When a child perceives their concerns as not being regarded seriously, they might become hesitant to seek your counsel or assistance later on. Critical language denies them access to a valuable asset—your wisdom and insight—that could greatly aid them in navigating their difficulties.

Damaging Long-Term Relationship Dynamics

Consistently employing these expressions can fundamentally reshape the dynamics of your bond with your child. They might perceive the relationship as a stressor rather than a source of support, leading to enduring effects on their interactions with you and other family members.

Phrases to Avoid Saying to an Adult Child

Now that we understand why these phrases can be damaging, let's explore fifteen specific phrases that you should avoid saying to your adult child who is struggling. By steering clear of these phrases, you can foster a healthier and more supportive relationship.

1.       "When I was your age…"

2.       "You just need to work harder."

3.       "You should be more like your sibling/friend."

4.       "You're just being lazy."

5.       "You should have listened to me."

6.       "Just cheer up."

7.       "It's not that big of a deal."

8.       "You'll get over it."

9.       "I don't know why you're making this so hard."

10.   "Everyone goes through this."

11.   "You're just overreacting."

12.   "You have so much to be grateful for."
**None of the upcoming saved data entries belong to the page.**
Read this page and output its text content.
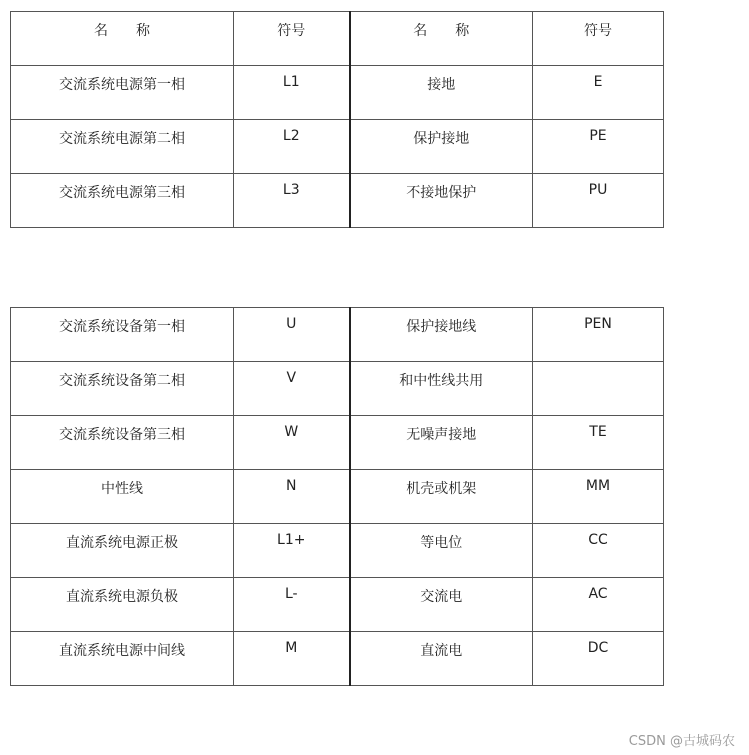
名　　称	符号	名　　称	符号
交流系统电源第一相	L1	接地	E
交流系统电源第二相	L2	保护接地	PE
交流系统电源第三相	L3	不接地保护	PU
交流系统设备第一相	U	保护接地线	PEN
交流系统设备第二相	V	和中性线共用	
交流系统设备第三相	W	无噪声接地	TE
中性线	N	机壳或机架	MM
直流系统电源正极	L1+	等电位	CC
直流系统电源负极	L-	交流电	AC
直流系统电源中间线	M	直流电	DC
CSDN @古城码农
13.   "This is just a phase."

14.   "Stop feeling sorry for yourself."

15.   "Why can't you be more positive?"

How to Provide Support Instead

Instead of using these damaging phrases, here are some alternative ways to support your adult child who is struggling:

  • Listen without judgment: Let them express their feelings and concerns without interrupting or dismissing them.
  • Validate their experiences: Acknowledge that their struggles are real and that their feelings are valid.
  • Offer empathy and understanding: Show that you understand and care about what they're going through.
  • Provide practical support: Offer assistance in finding resources, such as financial advice or mental health professionals.
  • Encourage self-care: Remind them to prioritize their well-being and engage in activities that bring them joy and relaxation.
  • Be patient: Recognize that healing and growth take time, and avoid pressuring them to "get over" their struggles.
  • Be a sounding board: Allow them to talk through their problems and help them explore potential solutions.
  • Seek professional help if needed: If their struggles persist or worsen, encourage them to seek professional guidance.

By adopting these supportive approaches, you can strengthen your relationship with your adult child and provide the assistance they need during difficult times.

Final Thoughts

Maintaining a healthy and supportive relationship with your adult child requires careful consideration of the words we use. By avoiding damaging phrases and offering support and empathy instead, we can foster a stronger bond with our adult children. Keep in mind that your words possess the ability to elevate and motivate, thus exercise thoughtful consideration when selecting them.